South Africa’s middle class continues to struggle with debt repayments amid a subdued economy, with more pain expected in the months ahead.

Eighty20’s 2026 Q1 Credit Stress Report has broken down how credit behaviour and key economic events affected South Africans over the period.

It noted that South Africa’s economic outlook has shown modest improvement over the quarter, with GDP growth revised up to 1.6% for the year, while inflation eased to 3.2% in the quarter.

Retail sales, measured in real terms, also increased by 2.8% YoY. That said, unemployment climbed to 32.7%, driven by rising youth unemployment due to weak job creation.

There were also losses in entry-level sectors, and losses in sectors like construction and informal trade constrained opportunities.

Overall, credit active consumers and loan balances, especially personal loans, rose, but overdue debt rose 5.6% QoQ, with 35.5% of loans in arrears.

Total open loans grew by 875,000, or 1.6%, in the quarter, to 56 million loans, while outstanding balances grew by R41 billion, or 1.4%, to R2.7 trillion.

Over-indebtedness also increased, with 41% of credit-active South Africans in default, which involved three or more months in arrears, on one or more loans.

The number of defaulters grew by close to 400,000 people, and the number of loans in arrears grew by more than 1 million – the largest proportion of loans in arrears since 2024 Q3.

The number of credit-active individuals increased by 5.9% YoY, largely due to an 11% increase in personal loan holders.

The total sum of overdue balances increased in Q1 by R12.6 billion, which is 5.6% growth for the quarter, and 14% YoY to R237 billion, which accounts for 8.8% of total outstanding debt.

The middle class is suffering

The number of credit-active individuals in the Middle Class Workers segment reached 3.8 million in the
quarter, marking a 5% YoY increase.

The segment had 13.3m open loans, up from 12.5m in 2025 Q1. Personal loan balances accounted for 25% of the total loan balance, while vehicle asset finance accounted for 20%.

Total overdue balances increased to R92.5 billion, rising by 4.9% QoQ, while the percentage of defaulters jumped by 2 percentage points to 43% in 2026 Q1.

The average overdue balance rose by 4.4% to R24,583. While this is a large increase, it is still a far smaller jump than the 12.6% increase to R26,163 for the average overdue amount for the nation’s wealthiest.

The heavy hitters segment saw an increase in credit active individuals QoQ, rising 1.9% to 2.4 million. The total open loan balance amounted to R1.8 trillion.

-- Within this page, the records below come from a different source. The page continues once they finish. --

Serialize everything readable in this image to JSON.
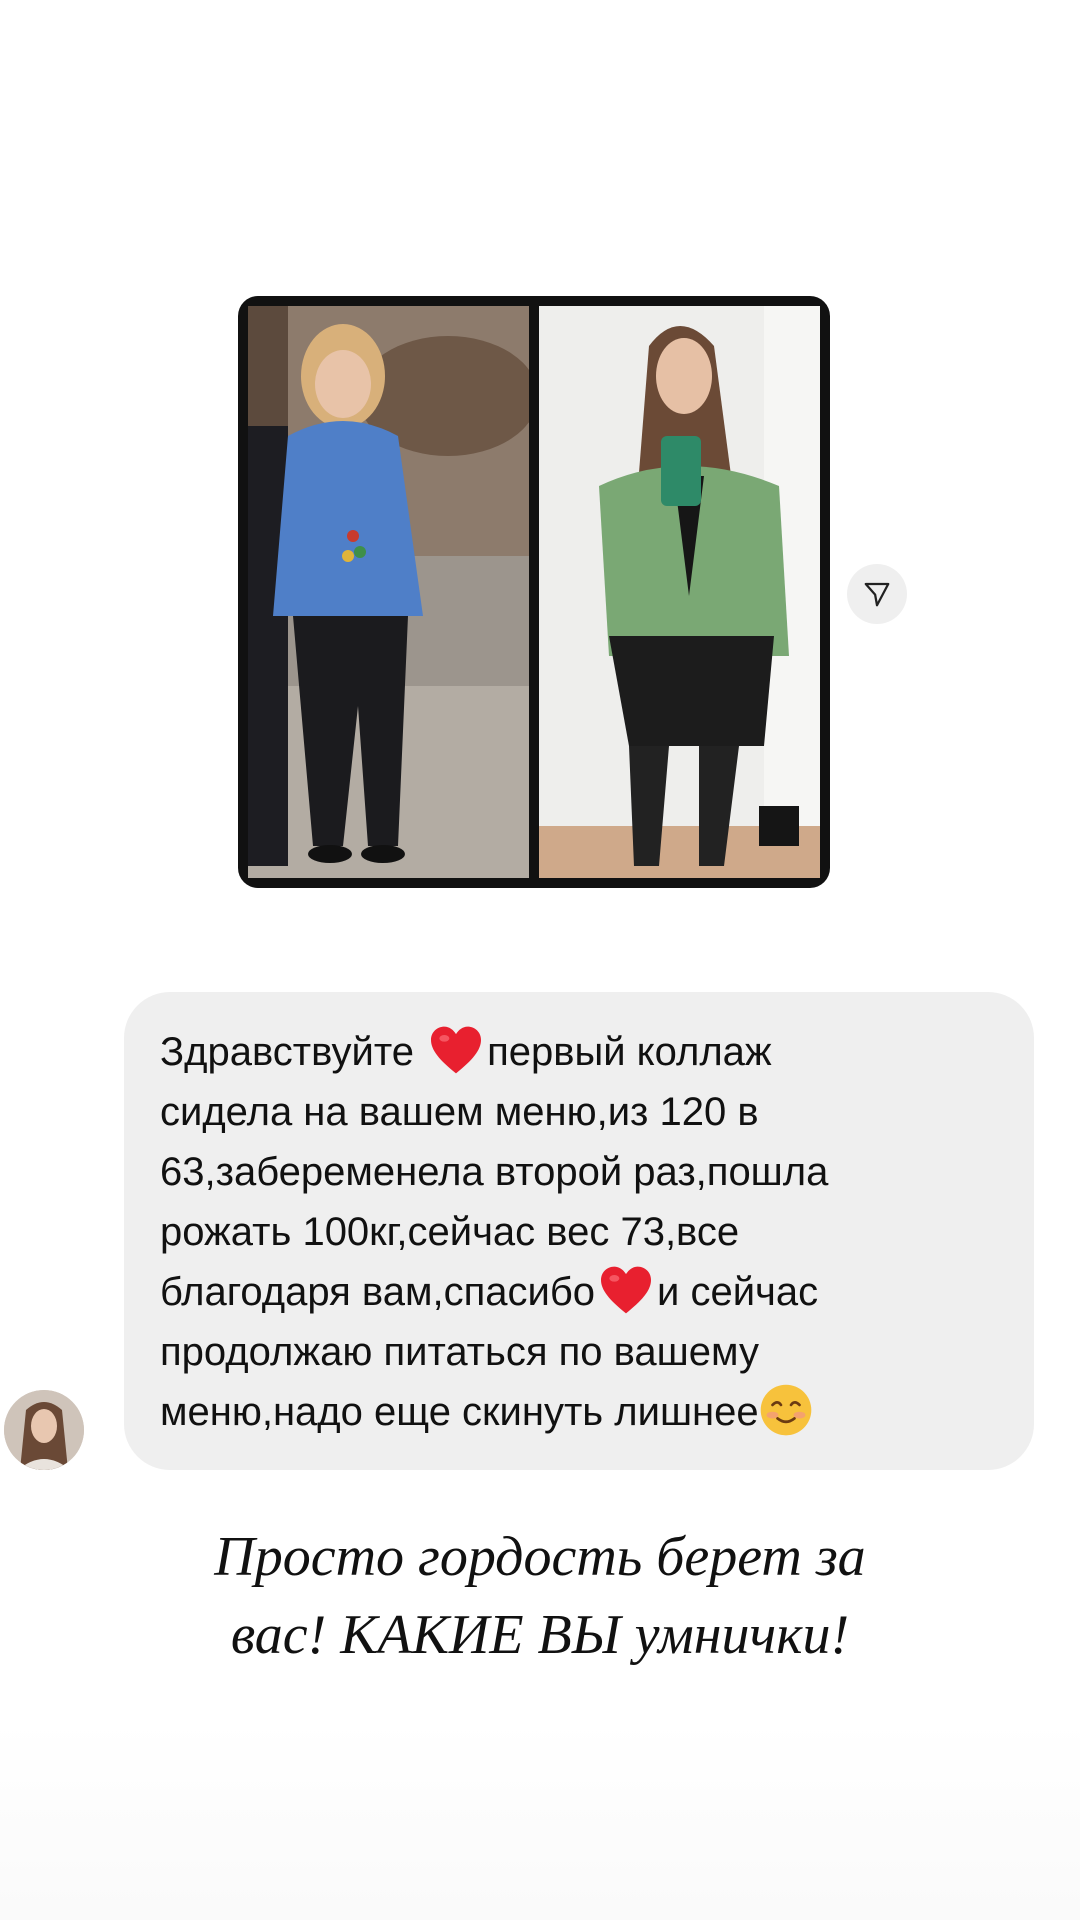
{
  "story": {
    "message": {
      "line_1_before_heart": "Здравствуйте ",
      "line_1_after_heart": "первый коллаж",
      "line_2": "сидела на вашем меню,из 120 в",
      "line_3": "63,забеременела второй раз,пошла",
      "line_4": "рожать 100кг,сейчас вес 73,все",
      "line_5_before_heart": "благодаря вам,спасибо",
      "line_5_after_heart": "и сейчас",
      "line_6": "продолжаю питаться по вашему",
      "line_7": "меню,надо еще скинуть лишнее",
      "emoji_heart": "heart-emoji",
      "emoji_smile": "smiling-face-emoji"
    },
    "caption": {
      "line_1": "Просто гордость берет за",
      "line_2": "вас! КАКИЕ ВЫ умнички!"
    },
    "icons": {
      "share": "paper-plane-icon"
    },
    "colors": {
      "bubble": "#efefef",
      "heart": "#e8202f",
      "background": "#ffffff"
    }
  }
}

The number of personal loan holders in the heavy hitters segment saw the largest annual and quarterly increases among all segments, rising 11% YoY and 3.3% QoQ, respectively.

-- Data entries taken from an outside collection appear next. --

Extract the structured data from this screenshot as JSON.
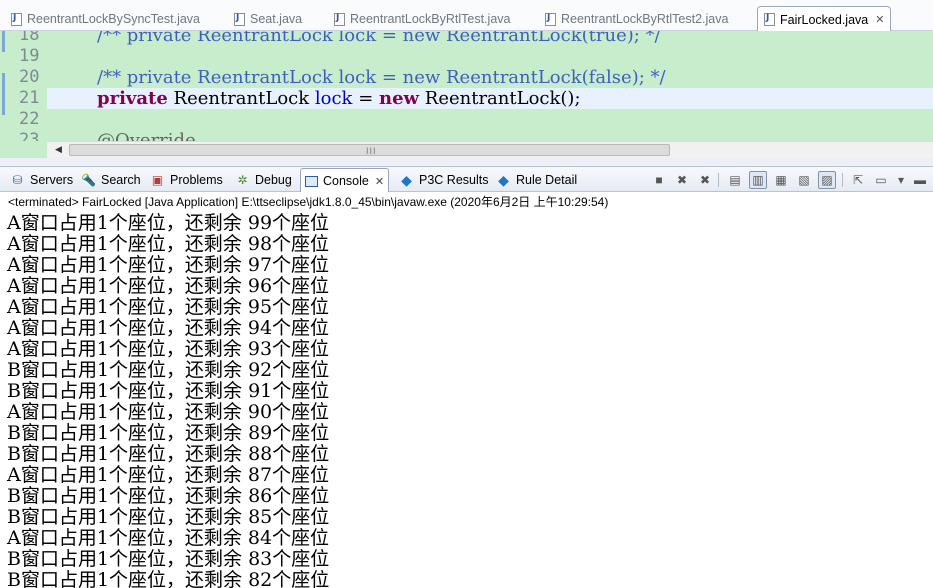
{
  "editor_tabs": [
    {
      "label": "ReentrantLockBySyncTest.java",
      "active": false
    },
    {
      "label": "Seat.java",
      "active": false
    },
    {
      "label": "ReentrantLockByRtlTest.java",
      "active": false
    },
    {
      "label": "ReentrantLockByRtlTest2.java",
      "active": false
    },
    {
      "label": "FairLocked.java",
      "active": true,
      "close": "✕"
    }
  ],
  "editor": {
    "line_numbers": [
      "18",
      "19",
      "20",
      "21",
      "22",
      "23"
    ],
    "lines": [
      {
        "comment": "/** private ReentrantLock lock = new ReentrantLock(true); */"
      },
      {},
      {
        "comment": "/** private ReentrantLock lock = new ReentrantLock(false); */"
      },
      {
        "kw1": "private",
        "type": " ReentrantLock ",
        "field": "lock",
        "eq": " = ",
        "kw2": "new",
        "rest": " ReentrantLock();"
      },
      {},
      {
        "annotation": "@Override"
      }
    ],
    "scroll_grip": "III"
  },
  "view_tabs": [
    {
      "label": "Servers",
      "icon": "servers-icon"
    },
    {
      "label": "Search",
      "icon": "search-icon"
    },
    {
      "label": "Problems",
      "icon": "problems-icon"
    },
    {
      "label": "Debug",
      "icon": "debug-icon"
    },
    {
      "label": "Console",
      "icon": "console-icon",
      "active": true,
      "close": "✕"
    },
    {
      "label": "P3C Results",
      "icon": "p3c-icon"
    },
    {
      "label": "Rule Detail",
      "icon": "p3c-icon"
    }
  ],
  "console": {
    "header": "<terminated> FairLocked [Java Application] E:\\ttseclipse\\jdk1.8.0_45\\bin\\javaw.exe (2020年6月2日 上午10:29:54)",
    "lines": [
      "A窗口占用1个座位，还剩余 99个座位",
      "A窗口占用1个座位，还剩余 98个座位",
      "A窗口占用1个座位，还剩余 97个座位",
      "A窗口占用1个座位，还剩余 96个座位",
      "A窗口占用1个座位，还剩余 95个座位",
      "A窗口占用1个座位，还剩余 94个座位",
      "A窗口占用1个座位，还剩余 93个座位",
      "B窗口占用1个座位，还剩余 92个座位",
      "B窗口占用1个座位，还剩余 91个座位",
      "A窗口占用1个座位，还剩余 90个座位",
      "B窗口占用1个座位，还剩余 89个座位",
      "B窗口占用1个座位，还剩余 88个座位",
      "A窗口占用1个座位，还剩余 87个座位",
      "B窗口占用1个座位，还剩余 86个座位",
      "B窗口占用1个座位，还剩余 85个座位",
      "A窗口占用1个座位，还剩余 84个座位",
      "B窗口占用1个座位，还剩余 83个座位",
      "B窗口占用1个座位，还剩余 82个座位"
    ]
  },
  "colors": {
    "editor_background": "#c7edcc",
    "current_line": "#e8f2fe",
    "keyword": "#7f0055",
    "comment": "#3f5fbf",
    "field": "#0000c0"
  }
}
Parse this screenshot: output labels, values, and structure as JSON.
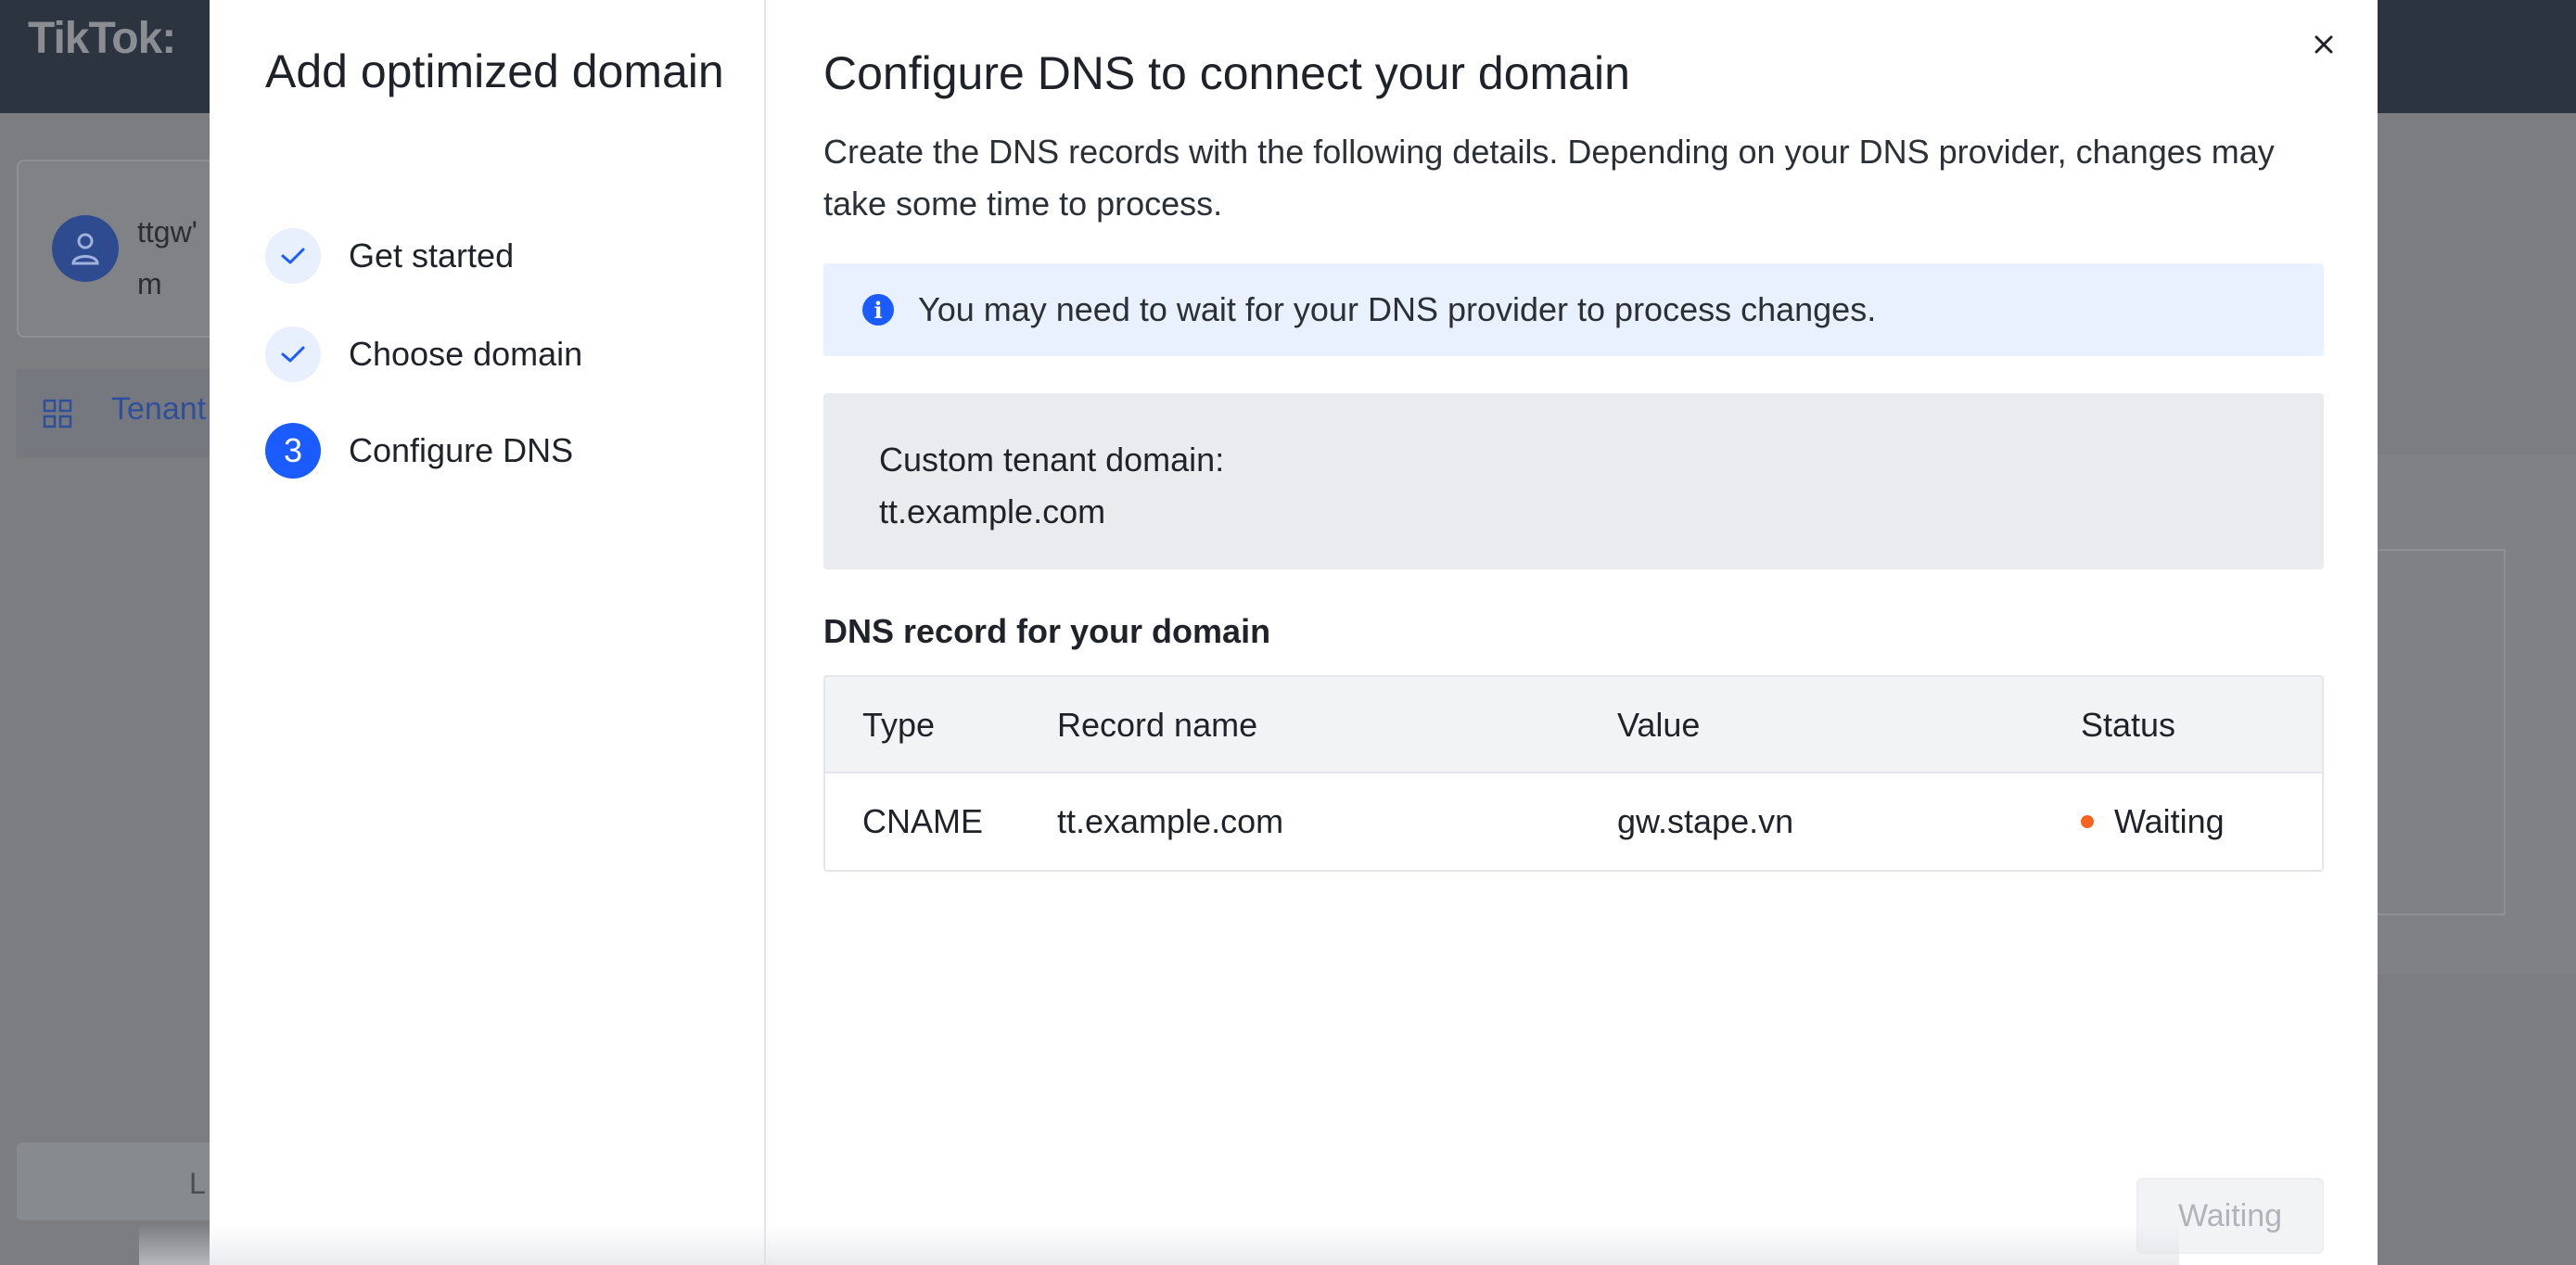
{
  "background": {
    "logo": "TikTok:",
    "user_lines": [
      "ttgw'",
      "m"
    ],
    "nav_label": "Tenant",
    "footer_button": "L"
  },
  "modal": {
    "title": "Add optimized domain",
    "steps": [
      {
        "label": "Get started",
        "state": "done"
      },
      {
        "label": "Choose domain",
        "state": "done"
      },
      {
        "label": "Configure DNS",
        "state": "active",
        "number": "3"
      }
    ],
    "heading": "Configure DNS to connect your domain",
    "description": "Create the DNS records with the following details. Depending on your DNS provider, changes may take some time to process.",
    "info_message": "You may need to wait for your DNS provider to process changes.",
    "custom_domain_label": "Custom tenant domain:",
    "custom_domain_value": "tt.example.com",
    "record_section_title": "DNS record for your domain",
    "table": {
      "headers": [
        "Type",
        "Record name",
        "Value",
        "Status"
      ],
      "rows": [
        {
          "type": "CNAME",
          "record_name": "tt.example.com",
          "value": "gw.stape.vn",
          "status": "Waiting"
        }
      ]
    },
    "footer_button": "Waiting"
  },
  "colors": {
    "accent": "#1a5cff",
    "status_waiting": "#f5631f",
    "info_bg": "#e8f1fd"
  }
}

The total overdue balances among Heavy Hitters increased 5.7% QoQ to R62.2 billion. The percentage of loan defaulters rose to 24%, from 23% in 2025 Q1.

Meanwhile, the Mass Market segment reported the highest default rate at 52%, up 4% from the previous quarter. The total overdue balance on open loans also increased by 6.6% QoQ to R46.2 billion.

Pain incoming

Eighty20 warned that the Q1 report marked the end of a recent run of positive economic news. In Q2, oil traded above $100 per barrel, and the nation was then hit by two of the largest fuel price increases in history.

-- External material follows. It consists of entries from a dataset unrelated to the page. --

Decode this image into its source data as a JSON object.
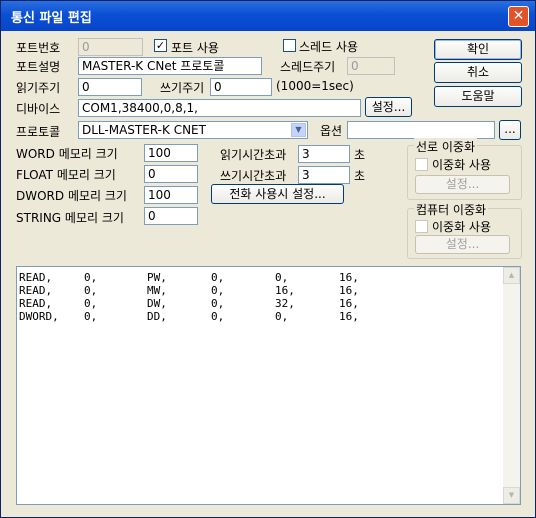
{
  "window": {
    "title": "통신 파일 편집",
    "close_glyph": "✕"
  },
  "form": {
    "port_no": {
      "label": "포트번호",
      "value": "0"
    },
    "port_use": {
      "label": "포트 사용",
      "checked": true
    },
    "thread_use": {
      "label": "스레드 사용",
      "checked": false
    },
    "port_desc": {
      "label": "포트설명",
      "value": "MASTER-K CNet 프로토콜"
    },
    "thread_cycle": {
      "label": "스레드주기",
      "value": "0"
    },
    "read_cycle": {
      "label": "읽기주기",
      "value": "0"
    },
    "write_cycle": {
      "label": "쓰기주기",
      "value": "0"
    },
    "cycle_unit": "(1000=1sec)",
    "device": {
      "label": "디바이스",
      "value": "COM1,38400,0,8,1,",
      "button": "설정..."
    },
    "protocol": {
      "label": "프로토콜",
      "value": "DLL-MASTER-K CNET",
      "arrow": "▼"
    },
    "option": {
      "label": "옵션",
      "value": "",
      "button": "..."
    },
    "word_mem": {
      "label": "WORD 메모리 크기",
      "value": "100"
    },
    "float_mem": {
      "label": "FLOAT 메모리 크기",
      "value": "0"
    },
    "dword_mem": {
      "label": "DWORD 메모리 크기",
      "value": "100"
    },
    "string_mem": {
      "label": "STRING 메모리 크기",
      "value": "0"
    },
    "read_timeout": {
      "label": "읽기시간초과",
      "value": "3",
      "unit": "초"
    },
    "write_timeout": {
      "label": "쓰기시간초과",
      "value": "3",
      "unit": "초"
    },
    "phone_setup": "전화 사용시 설정..."
  },
  "buttons": {
    "ok": "확인",
    "cancel": "취소",
    "help": "도움말"
  },
  "line_redundancy": {
    "title": "선로 이중화",
    "use_label": "이중화 사용",
    "settings": "설정..."
  },
  "computer_redundancy": {
    "title": "컴퓨터 이중화",
    "use_label": "이중화 사용",
    "settings": "설정..."
  },
  "list": {
    "rows": [
      [
        "READ,",
        "0,",
        "PW,",
        "0,",
        "0,",
        "16,"
      ],
      [
        "READ,",
        "0,",
        "MW,",
        "0,",
        "16,",
        "16,"
      ],
      [
        "READ,",
        "0,",
        "DW,",
        "0,",
        "32,",
        "16,"
      ],
      [
        "DWORD,",
        "0,",
        "DD,",
        "0,",
        "0,",
        "16,"
      ]
    ],
    "scroll_up": "▲",
    "scroll_down": "▼"
  }
}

On top of the fuel price pain, there was also an 8.76% rise in electricity tariffs, and inflation was climbing to 4%. The impact of the Iran war is also expected to hit food and fuel prices.

The Reserve Bank also responded by hiking rates by 25 basis points last week, and warned that three further increases are possible depending on the economy’s response to the Iran war.

“The hope is that the Middle East conflict is a short one, and the government’s plans with the 2026 budget will provide the calm needed to weather this storm,” said Eighty20.